Лука, пошатываясь, поднялся. Пеший привод делался только при телесных наказаниях, и мысль о несмываемом для его возраста позоре обожгла его.
— Не так понял. Можешь седлать. Верхи поедем.
— А оружию?
— Можешь и оружию. Насчет формы разговору не было. Там видно будет. Свои люди — разберутся.
Перфиловна подала мужу новый бешмет, темную стариковскую черкеску, насечной пояс. Лука подпоясался, дрожащими пальцами вдел петлю длинного кинжала в поясную пряжку и перекинул через правое плечо потертый портупейный ремешок шашки.
— Видишь, казак, как надо, — сказал Ляпин, внимательно наблюдавший за его приготовлениями, — подседлывай Павлова строевика, совсем комиссар будешь.
Лука поднял вывороченное веко, и во взгляде снова отразился страх, завладевший им.
Ляпин, упираясь локтем в филенку окна, с восхищением смотрел, как на площадь вытягивалась конная казачья часть, при бунчуках, знамени и литаврах.
— Видать, черноморцы, — сказал он с гордостью, — все казачество поднялось под старые регалии, а вот жилейцев обкорнали. Придется новые знамена вышивать. Глянь-ка, Митрич, чего-сь до вашего двора скачут.
— Много? — забеспокоился Лука, боявшийся многолюдных постоев.
— Двое. Тю ты, вот тебе и черноморцы! Да это Никита Литвиненок. Беда прямо, все полковые округа перепутались.
Лука привалился к Ляпину.
— Второй тоже мне известный, — сказал он.
— Вроде не с нашей станицы?
— Покровский.
— Покровский?! — Ляпин ткнул Луку в бок. — Шуткуешь! Я генерала Покровского вот так, как тебя, видел.
— Какой там генерал, — Лука отмахнулся, — казак с Покровки, со станицы, Каверин Кузьма. Его еще Мостовой обжулил.
— Ага, — протянул Ляпин, — это тот самый. Супруг лопоухий. Выйдем-ка, Митрич, ишь по забору застуко-тели.
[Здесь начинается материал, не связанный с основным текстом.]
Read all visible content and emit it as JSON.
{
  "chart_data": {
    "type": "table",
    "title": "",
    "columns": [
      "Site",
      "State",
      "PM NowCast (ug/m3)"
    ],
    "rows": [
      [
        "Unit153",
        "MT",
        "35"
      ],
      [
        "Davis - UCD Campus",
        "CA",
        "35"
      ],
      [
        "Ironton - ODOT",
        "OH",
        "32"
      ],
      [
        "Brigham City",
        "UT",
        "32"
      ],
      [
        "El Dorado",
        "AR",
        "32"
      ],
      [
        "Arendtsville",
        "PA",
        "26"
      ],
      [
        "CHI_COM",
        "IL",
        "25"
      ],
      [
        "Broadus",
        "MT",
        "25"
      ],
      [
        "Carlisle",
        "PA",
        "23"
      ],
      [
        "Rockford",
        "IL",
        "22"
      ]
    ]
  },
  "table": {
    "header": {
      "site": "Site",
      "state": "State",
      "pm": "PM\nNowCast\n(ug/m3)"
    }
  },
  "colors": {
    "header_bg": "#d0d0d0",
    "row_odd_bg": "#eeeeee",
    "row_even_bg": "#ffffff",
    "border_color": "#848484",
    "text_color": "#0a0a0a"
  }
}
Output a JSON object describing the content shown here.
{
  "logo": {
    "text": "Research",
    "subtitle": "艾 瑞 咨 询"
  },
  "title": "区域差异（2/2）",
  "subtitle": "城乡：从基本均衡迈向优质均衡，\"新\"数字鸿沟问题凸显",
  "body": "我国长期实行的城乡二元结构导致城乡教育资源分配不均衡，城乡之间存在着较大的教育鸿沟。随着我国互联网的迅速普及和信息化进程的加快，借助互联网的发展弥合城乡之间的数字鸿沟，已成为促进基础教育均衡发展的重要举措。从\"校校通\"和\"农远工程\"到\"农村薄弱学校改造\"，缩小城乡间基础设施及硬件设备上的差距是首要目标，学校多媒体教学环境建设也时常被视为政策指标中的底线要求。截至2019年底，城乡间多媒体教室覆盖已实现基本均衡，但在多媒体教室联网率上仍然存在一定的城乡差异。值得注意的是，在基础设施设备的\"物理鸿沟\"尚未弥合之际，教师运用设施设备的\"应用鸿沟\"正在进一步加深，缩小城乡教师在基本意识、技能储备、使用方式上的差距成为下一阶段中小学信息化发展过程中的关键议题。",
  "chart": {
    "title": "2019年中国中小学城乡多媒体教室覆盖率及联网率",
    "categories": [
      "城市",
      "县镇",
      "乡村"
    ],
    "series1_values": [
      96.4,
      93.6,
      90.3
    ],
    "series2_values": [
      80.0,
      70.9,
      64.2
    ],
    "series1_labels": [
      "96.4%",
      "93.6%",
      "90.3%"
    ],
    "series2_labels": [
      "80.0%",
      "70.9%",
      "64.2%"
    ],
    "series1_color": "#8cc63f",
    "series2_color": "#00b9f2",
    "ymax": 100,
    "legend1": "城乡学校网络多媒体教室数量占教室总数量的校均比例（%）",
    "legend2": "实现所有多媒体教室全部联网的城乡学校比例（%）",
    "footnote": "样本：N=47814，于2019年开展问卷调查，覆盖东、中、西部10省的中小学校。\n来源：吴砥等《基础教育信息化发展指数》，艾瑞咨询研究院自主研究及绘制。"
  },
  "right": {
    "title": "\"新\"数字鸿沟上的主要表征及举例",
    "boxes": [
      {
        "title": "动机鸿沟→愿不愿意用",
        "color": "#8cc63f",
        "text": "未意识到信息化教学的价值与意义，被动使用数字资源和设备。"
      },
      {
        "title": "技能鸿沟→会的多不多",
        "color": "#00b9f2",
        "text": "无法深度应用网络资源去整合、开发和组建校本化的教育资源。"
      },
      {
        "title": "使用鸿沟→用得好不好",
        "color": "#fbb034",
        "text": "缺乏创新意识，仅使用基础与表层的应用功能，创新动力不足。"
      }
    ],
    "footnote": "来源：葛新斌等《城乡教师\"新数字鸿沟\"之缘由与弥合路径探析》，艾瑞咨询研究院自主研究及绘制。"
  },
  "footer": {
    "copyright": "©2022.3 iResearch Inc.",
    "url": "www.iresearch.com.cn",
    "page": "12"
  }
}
Никита Литвиненко, небрежно кивнул Луке, перегнулся с седла, подал Ляпину руку. Каверин выпростал из стремян ноги и хмуро оглядел Батурина.
— Чего ж любушка-голубушка не выходит?
— Какая?
— Донька.
— Там она, — Лука указал на карагодинское подворье. — Да вот и хозяйка. Гавриловна, проводи…
— Чего же вы ее по старой памяти не приютили? — строго спросил Каверин и повернул коня вслед за Елизаветой Гавриловной.
Возле калитки привязал повод к засову и пошел во двор, помахивая плетыо. Литвиненко что-то покричал Кузьме и, видя, что тот не слышит, поскакал догонять сотню.
Войдя в дом, Каверин остановился у порога. Донька приподнялась.
— Кузьма? — удивленно воскликнула она.
Каверин молча стоял, широко расставив ноги и чуть-чуть покачиваясь. Елизавета Гавриловна протиснулась из-за спины гостя и торопливо прошла в горницу. Каверин криво улыбнулся, шагнул вперед. Донька вскочила и, прикрываясь одеялом, прислонилась к углу.
— Люба! — крикнула она. — Гавриловна!
Обе женщины вбежали.
Каверин как бы протащил по ним тяжелый взгляд и опустился на табурет. Мешала винтовка. Он изогнулся, снял ее и поставил в ногах.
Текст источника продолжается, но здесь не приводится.